Dave MacPherson may have been the first paying guest at Disneyland when the theme park opened its gates 50 years ago, but he didn't even have time for one ride. In a hurry to get back to campus for a college class, he instead visited a restroom after spending hours in line and left without as much as a souvenir.
Dave MacPherson is shown in Monticello, Utah, on July 12, 2005, in this photo provided by his wife, Wanda Mcpherson.
Still, the honor of being the first paid admission came with a special perk: a lifetime pass for four to Disneyland and other Disney parks as they opened.

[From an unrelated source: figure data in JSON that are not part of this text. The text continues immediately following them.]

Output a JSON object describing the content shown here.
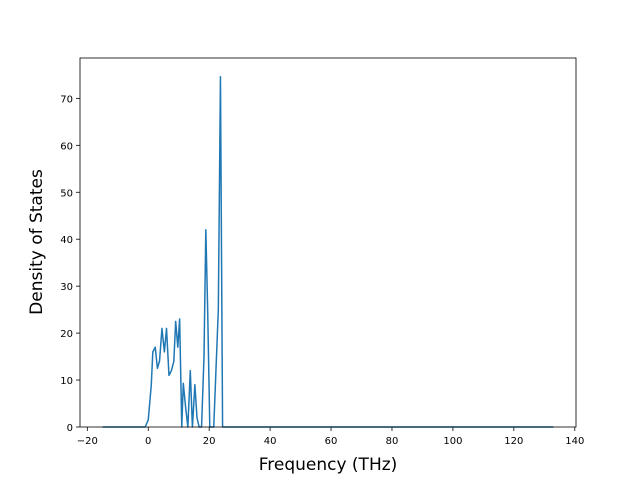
{
  "chart_data": {
    "type": "line",
    "x_label": "Frequency (THz)",
    "y_label": "Density of States",
    "color": "#1f77b4",
    "x": [
      -15,
      -1,
      0,
      1,
      1.5,
      2.3,
      3,
      3.7,
      4.5,
      5.3,
      6,
      6.8,
      7.6,
      8.4,
      9,
      9.7,
      10.3,
      11,
      11.5,
      12.3,
      13,
      13.8,
      14.5,
      15.3,
      16,
      16.7,
      17.5,
      18.3,
      18.9,
      19.5,
      20.2,
      21.5,
      23,
      23.7,
      24.4,
      25.5,
      133
    ],
    "values": [
      0,
      0,
      1.5,
      9,
      16,
      17,
      12.5,
      14,
      21,
      16,
      21,
      11,
      12,
      14,
      22.5,
      17,
      23,
      0,
      9.3,
      4,
      0,
      12,
      0,
      9,
      2,
      0,
      0,
      15,
      42,
      25,
      0,
      0,
      25,
      74.6,
      0,
      0,
      0
    ],
    "xlim": [
      -22.4,
      140.4
    ],
    "ylim": [
      0,
      78.6
    ],
    "xticks": [
      {
        "value": -20,
        "label": "−20"
      },
      0,
      20,
      40,
      60,
      80,
      100,
      120,
      140
    ],
    "yticks": [
      0,
      10,
      20,
      30,
      40,
      50,
      60,
      70
    ]
  }
}
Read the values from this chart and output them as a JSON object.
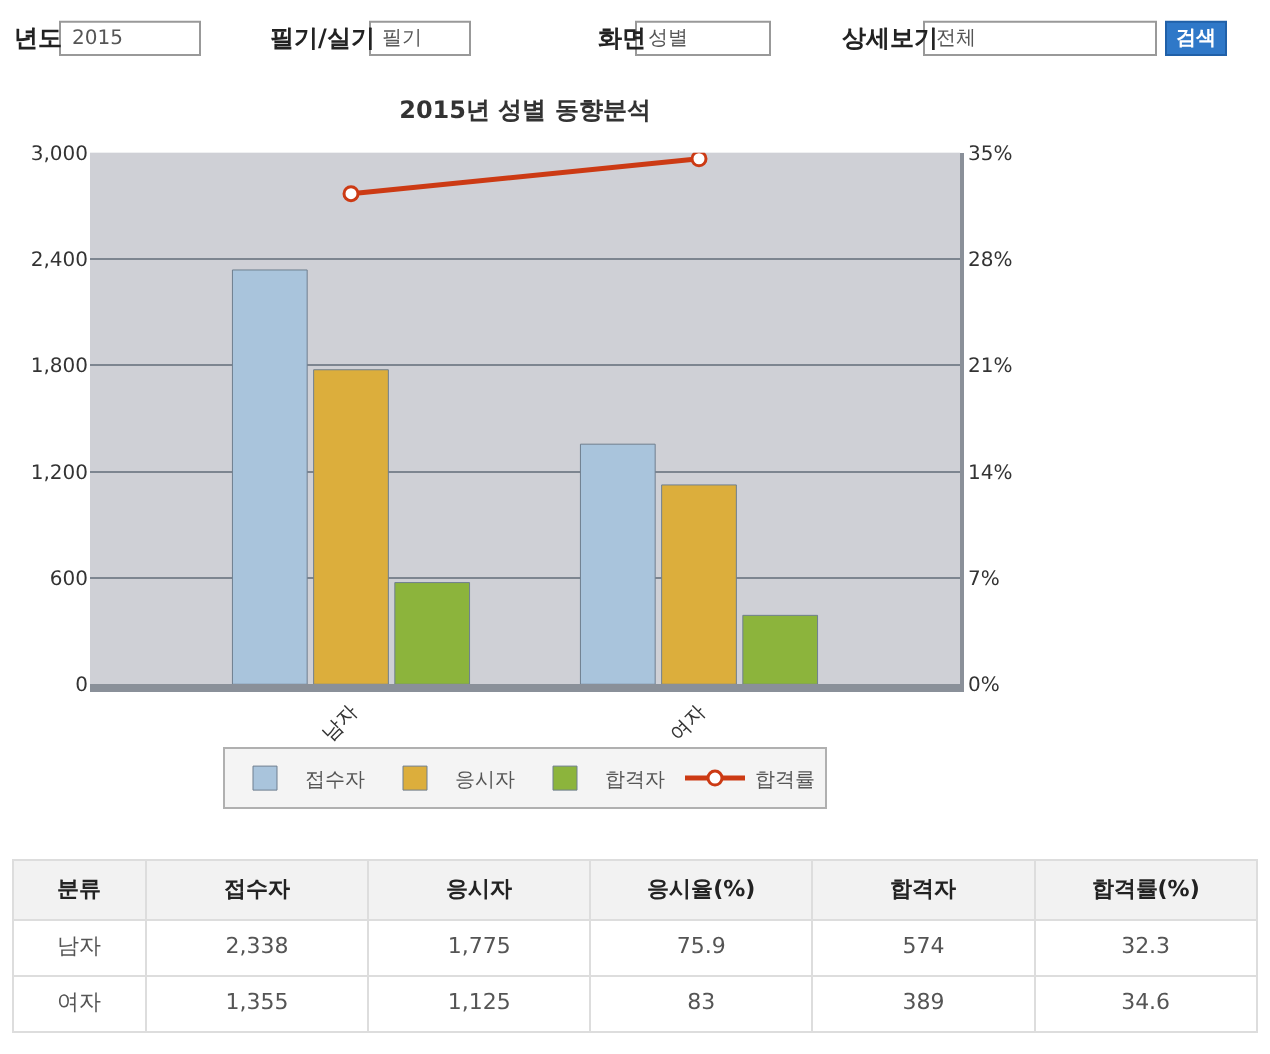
{
  "chart_data": [
    {
      "type": "bar",
      "title": "2015년 성별 동향분석",
      "categories": [
        "남자",
        "여자"
      ],
      "series": [
        {
          "name": "접수자",
          "color": "#a9c4dc",
          "values": [
            2338,
            1355
          ]
        },
        {
          "name": "응시자",
          "color": "#dcae3c",
          "values": [
            1775,
            1125
          ]
        },
        {
          "name": "합격자",
          "color": "#8cb43c",
          "values": [
            574,
            389
          ]
        },
        {
          "name": "합격률",
          "type": "line",
          "axis": "y2",
          "color": "#cc3a14",
          "marker": "circle",
          "values": [
            32.3,
            34.6
          ]
        }
      ],
      "ylim": [
        0,
        3000
      ],
      "yticks": [
        0,
        600,
        {
          "value": 1200,
          "label": "1,200"
        },
        {
          "value": 1800,
          "label": "1,800"
        },
        {
          "value": 2400,
          "label": "2,400"
        },
        {
          "value": 3000,
          "label": "3,000"
        }
      ],
      "y2lim": [
        0,
        35
      ],
      "y2ticks": [
        {
          "value": 0,
          "label": "0%"
        },
        {
          "value": 7,
          "label": "7%"
        },
        {
          "value": 14,
          "label": "14%"
        },
        {
          "value": 21,
          "label": "21%"
        },
        {
          "value": 28,
          "label": "28%"
        },
        {
          "value": 35,
          "label": "35%"
        }
      ],
      "grid": "y",
      "legend": "bottom",
      "annotations": [
        "년도",
        "2015",
        "필기/실기",
        "필기",
        "화면",
        "성별",
        "상세보기",
        "전체",
        "검색"
      ]
    },
    {
      "type": "other",
      "xlabel": "분류",
      "categories": [
        "남자",
        "여자"
      ],
      "series": [
        {
          "name": "접수자",
          "values": [
            2338,
            1355
          ],
          "value_labels": [
            "2,338",
            "1,355"
          ]
        },
        {
          "name": "응시자",
          "values": [
            1775,
            1125
          ],
          "value_labels": [
            "1,775",
            "1,125"
          ]
        },
        {
          "name": "응시율(%)",
          "values": [
            75.9,
            83
          ]
        },
        {
          "name": "합격자",
          "values": [
            574,
            389
          ]
        },
        {
          "name": "합격률(%)",
          "values": [
            32.3,
            34.6
          ]
        }
      ],
      "data_labels": true
    }
  ]
}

"I was the most popular guy at the college," said MacPherson, now 72, a retired journalist living in Monticello, Utah, about 240 miles southeast of Salt Lake City.

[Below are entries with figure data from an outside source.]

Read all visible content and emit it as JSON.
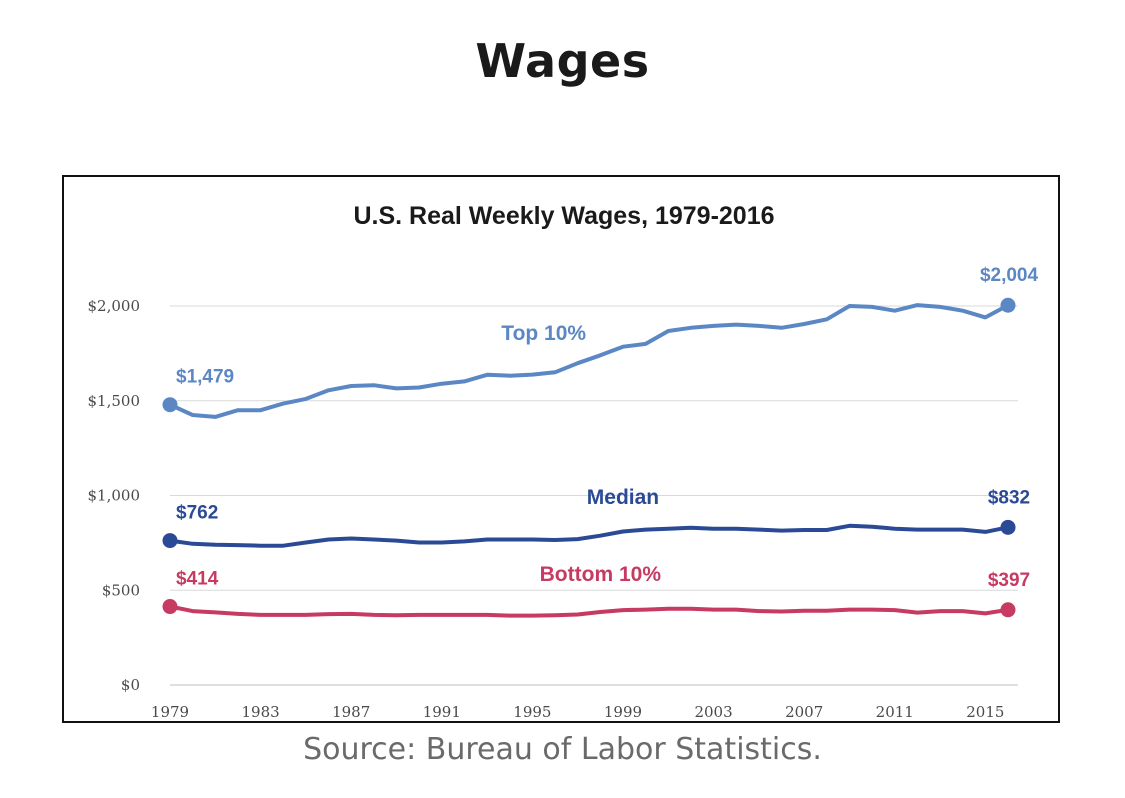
{
  "page": {
    "title": "Wages",
    "source": "Source: Bureau of Labor Statistics."
  },
  "chart_data": {
    "type": "line",
    "title": "U.S. Real Weekly Wages, 1979-2016",
    "xlabel": "",
    "ylabel": "",
    "xlim": [
      1979,
      2016
    ],
    "ylim": [
      0,
      2000
    ],
    "grid": true,
    "x_ticks": [
      1979,
      1983,
      1987,
      1991,
      1995,
      1999,
      2003,
      2007,
      2011,
      2015
    ],
    "x_tick_labels": [
      "1979",
      "1983",
      "1987",
      "1991",
      "1995",
      "1999",
      "2003",
      "2007",
      "2011",
      "2015"
    ],
    "y_ticks": [
      0,
      500,
      1000,
      1500,
      2000
    ],
    "y_tick_labels": [
      "$0",
      "$500",
      "$1,000",
      "$1,500",
      "$2,000"
    ],
    "x": [
      1979,
      1980,
      1981,
      1982,
      1983,
      1984,
      1985,
      1986,
      1987,
      1988,
      1989,
      1990,
      1991,
      1992,
      1993,
      1994,
      1995,
      1996,
      1997,
      1998,
      1999,
      2000,
      2001,
      2002,
      2003,
      2004,
      2005,
      2006,
      2007,
      2008,
      2009,
      2010,
      2011,
      2012,
      2013,
      2014,
      2015,
      2016
    ],
    "series": [
      {
        "name": "Top 10%",
        "color": "#5b87c5",
        "values": [
          1479,
          1425,
          1415,
          1450,
          1450,
          1485,
          1510,
          1555,
          1578,
          1582,
          1565,
          1570,
          1590,
          1602,
          1637,
          1632,
          1638,
          1650,
          1698,
          1740,
          1785,
          1800,
          1868,
          1885,
          1895,
          1902,
          1895,
          1885,
          1905,
          1930,
          2000,
          1995,
          1975,
          2005,
          1995,
          1975,
          1940,
          2004
        ],
        "label_position": {
          "year": 1995.5,
          "value": 1820
        },
        "start_label": "$1,479",
        "end_label": "$2,004"
      },
      {
        "name": "Median",
        "color": "#2b4a96",
        "values": [
          762,
          745,
          740,
          738,
          735,
          735,
          752,
          768,
          773,
          768,
          762,
          752,
          752,
          758,
          768,
          768,
          768,
          765,
          770,
          788,
          810,
          820,
          825,
          830,
          825,
          825,
          820,
          815,
          818,
          818,
          840,
          835,
          825,
          820,
          820,
          820,
          808,
          832
        ],
        "label_position": {
          "year": 1999,
          "value": 955
        },
        "start_label": "$762",
        "end_label": "$832"
      },
      {
        "name": "Bottom 10%",
        "color": "#c73a62",
        "values": [
          414,
          390,
          383,
          375,
          370,
          370,
          370,
          374,
          375,
          370,
          368,
          370,
          370,
          370,
          370,
          366,
          366,
          368,
          372,
          385,
          395,
          398,
          402,
          402,
          398,
          398,
          390,
          388,
          392,
          392,
          398,
          398,
          395,
          382,
          390,
          390,
          378,
          397
        ],
        "label_position": {
          "year": 1998,
          "value": 550
        },
        "start_label": "$414",
        "end_label": "$397"
      }
    ]
  }
}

He's taken full advantage of it scores of times, especially when he lived in California. Usage dwindled after he moved to Kansas City, Mo., to work for newspapers and radio.

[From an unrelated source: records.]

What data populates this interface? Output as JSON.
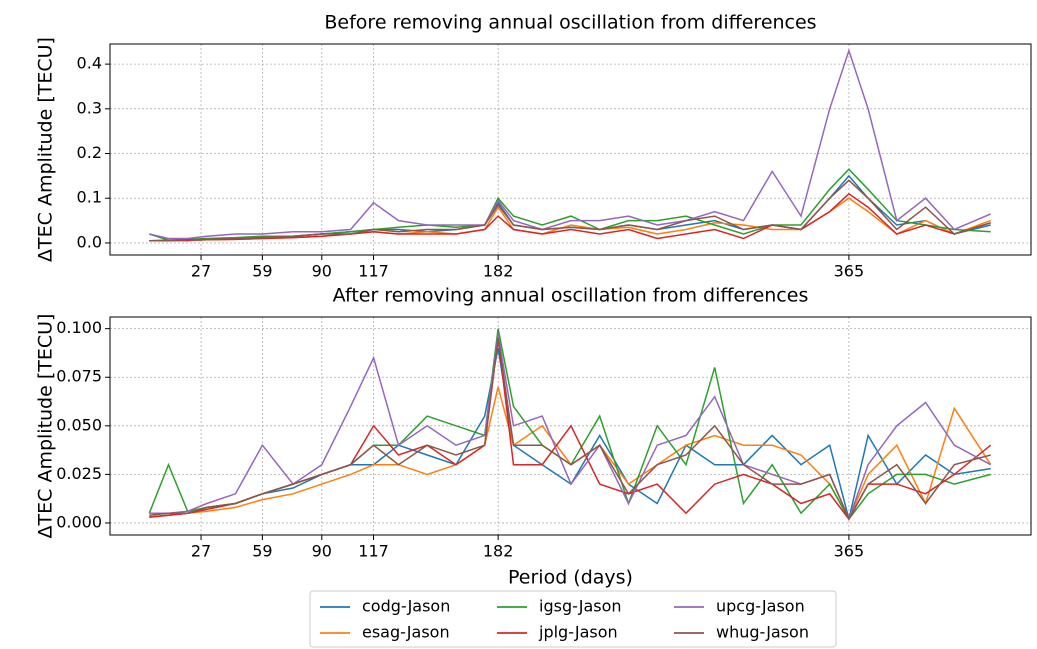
{
  "chart_data": [
    {
      "type": "line",
      "title": "Before removing annual oscillation from differences",
      "ylabel": "ΔTEC Amplitude [TECU]",
      "x": [
        0,
        10,
        20,
        30,
        45,
        59,
        75,
        90,
        105,
        117,
        130,
        145,
        160,
        175,
        182,
        190,
        205,
        220,
        235,
        250,
        265,
        280,
        295,
        310,
        325,
        340,
        355,
        365,
        375,
        390,
        405,
        420,
        439
      ],
      "series": [
        {
          "color": "#1f77b4",
          "values": [
            0.005,
            0.006,
            0.005,
            0.008,
            0.01,
            0.012,
            0.015,
            0.02,
            0.025,
            0.03,
            0.03,
            0.025,
            0.03,
            0.04,
            0.09,
            0.04,
            0.03,
            0.035,
            0.03,
            0.04,
            0.03,
            0.04,
            0.05,
            0.03,
            0.04,
            0.03,
            0.1,
            0.15,
            0.1,
            0.04,
            0.05,
            0.02,
            0.04
          ]
        },
        {
          "color": "#ff7f0e",
          "values": [
            0.005,
            0.005,
            0.006,
            0.007,
            0.008,
            0.01,
            0.012,
            0.015,
            0.02,
            0.025,
            0.02,
            0.025,
            0.02,
            0.03,
            0.08,
            0.03,
            0.02,
            0.04,
            0.03,
            0.035,
            0.02,
            0.03,
            0.045,
            0.04,
            0.03,
            0.03,
            0.07,
            0.1,
            0.07,
            0.02,
            0.05,
            0.02,
            0.05
          ]
        },
        {
          "color": "#2ca02c",
          "values": [
            0.02,
            0.006,
            0.008,
            0.01,
            0.012,
            0.015,
            0.015,
            0.02,
            0.025,
            0.03,
            0.035,
            0.04,
            0.035,
            0.04,
            0.1,
            0.06,
            0.04,
            0.06,
            0.03,
            0.05,
            0.05,
            0.06,
            0.04,
            0.02,
            0.04,
            0.04,
            0.12,
            0.165,
            0.12,
            0.05,
            0.04,
            0.03,
            0.025
          ]
        },
        {
          "color": "#d62728",
          "values": [
            0.005,
            0.005,
            0.006,
            0.007,
            0.008,
            0.01,
            0.012,
            0.015,
            0.02,
            0.025,
            0.02,
            0.02,
            0.02,
            0.03,
            0.06,
            0.03,
            0.02,
            0.03,
            0.02,
            0.03,
            0.01,
            0.02,
            0.03,
            0.01,
            0.04,
            0.03,
            0.07,
            0.11,
            0.08,
            0.02,
            0.04,
            0.02,
            0.045
          ]
        },
        {
          "color": "#9467bd",
          "values": [
            0.02,
            0.01,
            0.01,
            0.015,
            0.02,
            0.02,
            0.025,
            0.025,
            0.03,
            0.09,
            0.05,
            0.04,
            0.04,
            0.04,
            0.095,
            0.05,
            0.03,
            0.05,
            0.05,
            0.06,
            0.04,
            0.05,
            0.07,
            0.05,
            0.16,
            0.06,
            0.3,
            0.43,
            0.3,
            0.05,
            0.1,
            0.03,
            0.065
          ]
        },
        {
          "color": "#8c564b",
          "values": [
            0.005,
            0.006,
            0.007,
            0.008,
            0.01,
            0.012,
            0.015,
            0.02,
            0.02,
            0.03,
            0.025,
            0.03,
            0.03,
            0.04,
            0.085,
            0.04,
            0.03,
            0.035,
            0.03,
            0.04,
            0.03,
            0.05,
            0.06,
            0.03,
            0.04,
            0.03,
            0.1,
            0.14,
            0.1,
            0.03,
            0.08,
            0.02,
            0.045
          ]
        }
      ],
      "xlim": [
        -20.5,
        460
      ],
      "ylim": [
        -0.027,
        0.445
      ],
      "xticks": [
        27,
        59,
        90,
        117,
        182,
        365
      ],
      "yticks": [
        {
          "value": 0,
          "label": "0.0"
        },
        0.1,
        0.2,
        0.3,
        0.4
      ],
      "grid": true
    },
    {
      "type": "line",
      "title": "After removing annual oscillation from differences",
      "ylabel": "ΔTEC Amplitude [TECU]",
      "xlabel": "Period (days)",
      "x": [
        0,
        10,
        20,
        30,
        45,
        59,
        75,
        90,
        105,
        117,
        130,
        145,
        160,
        175,
        182,
        190,
        205,
        220,
        235,
        250,
        265,
        280,
        295,
        310,
        325,
        340,
        355,
        365,
        375,
        390,
        405,
        420,
        439
      ],
      "series": [
        {
          "name": "codg-Jason",
          "color": "#1f77b4",
          "values": [
            0.003,
            0.004,
            0.005,
            0.008,
            0.01,
            0.015,
            0.018,
            0.025,
            0.03,
            0.03,
            0.04,
            0.035,
            0.03,
            0.055,
            0.09,
            0.04,
            0.03,
            0.02,
            0.045,
            0.02,
            0.01,
            0.04,
            0.03,
            0.03,
            0.045,
            0.03,
            0.04,
            0.002,
            0.045,
            0.02,
            0.035,
            0.025,
            0.028
          ]
        },
        {
          "name": "esag-Jason",
          "color": "#ff7f0e",
          "values": [
            0.003,
            0.004,
            0.005,
            0.006,
            0.008,
            0.012,
            0.015,
            0.02,
            0.025,
            0.03,
            0.03,
            0.025,
            0.03,
            0.04,
            0.07,
            0.04,
            0.05,
            0.03,
            0.04,
            0.02,
            0.03,
            0.04,
            0.045,
            0.04,
            0.04,
            0.035,
            0.02,
            0.002,
            0.025,
            0.04,
            0.01,
            0.059,
            0.03
          ]
        },
        {
          "name": "igsg-Jason",
          "color": "#2ca02c",
          "values": [
            0.005,
            0.03,
            0.006,
            0.008,
            0.01,
            0.015,
            0.02,
            0.025,
            0.03,
            0.04,
            0.04,
            0.055,
            0.05,
            0.045,
            0.1,
            0.06,
            0.04,
            0.03,
            0.055,
            0.01,
            0.05,
            0.03,
            0.08,
            0.01,
            0.03,
            0.005,
            0.02,
            0.002,
            0.015,
            0.025,
            0.025,
            0.02,
            0.025
          ]
        },
        {
          "name": "jplg-Jason",
          "color": "#d62728",
          "values": [
            0.003,
            0.004,
            0.005,
            0.007,
            0.01,
            0.015,
            0.02,
            0.025,
            0.03,
            0.05,
            0.035,
            0.04,
            0.03,
            0.04,
            0.095,
            0.03,
            0.03,
            0.05,
            0.02,
            0.015,
            0.02,
            0.005,
            0.02,
            0.025,
            0.02,
            0.01,
            0.015,
            0.002,
            0.02,
            0.02,
            0.015,
            0.025,
            0.04
          ]
        },
        {
          "name": "upcg-Jason",
          "color": "#9467bd",
          "values": [
            0.005,
            0.005,
            0.006,
            0.01,
            0.015,
            0.04,
            0.02,
            0.03,
            0.06,
            0.085,
            0.04,
            0.05,
            0.04,
            0.045,
            0.097,
            0.05,
            0.055,
            0.02,
            0.04,
            0.01,
            0.04,
            0.045,
            0.065,
            0.03,
            0.025,
            0.02,
            0.025,
            0.002,
            0.03,
            0.05,
            0.062,
            0.04,
            0.03
          ]
        },
        {
          "name": "whug-Jason",
          "color": "#8c564b",
          "values": [
            0.004,
            0.005,
            0.005,
            0.008,
            0.01,
            0.015,
            0.02,
            0.025,
            0.03,
            0.04,
            0.03,
            0.04,
            0.035,
            0.04,
            0.095,
            0.04,
            0.04,
            0.03,
            0.04,
            0.015,
            0.03,
            0.035,
            0.05,
            0.03,
            0.02,
            0.02,
            0.025,
            0.002,
            0.02,
            0.03,
            0.01,
            0.03,
            0.035
          ]
        }
      ],
      "xlim": [
        -20.5,
        460
      ],
      "ylim": [
        -0.0062,
        0.106
      ],
      "xticks": [
        27,
        59,
        90,
        117,
        182,
        365
      ],
      "yticks": [
        {
          "value": 0,
          "label": "0.000"
        },
        0.025,
        {
          "value": 0.05,
          "label": "0.050"
        },
        0.075,
        {
          "value": 0.1,
          "label": "0.100"
        }
      ],
      "grid": true
    }
  ]
}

But being closer to California has made it more useful, and he last made the trip a year ago with his wife, Wanda. He receives a VIP renewal every January.
In 1955, MacPherson was watching televised coverage of the opening of Disneyland for the media and invited guests on July 17, 1955, a day before the park opened to the public.
"I said, 'Boy, I sure would like to go out there,'" said MacPherson, who figured he might draw a prize for standing first in line.
He drove his Simplex motorbike to Anaheim, arriving shortly before 1 a.m. to take his place in line an hour before anyone else showed up.
The crowd steadily grew overnight to about 6,000 people, and MacPherson made sure no one got in front of him. When the admission booth opened, a photographer for the Long Beach Press-Telegram captured him buying the first ticket.
Looking at the photo years later, he realized he had his own camera but didn't use it.
"Why didn't I shoot some pictures?" he wonders. "I even forgot to ask Walt (Disney) for his autograph. I must have been balmy or something after staying up all night."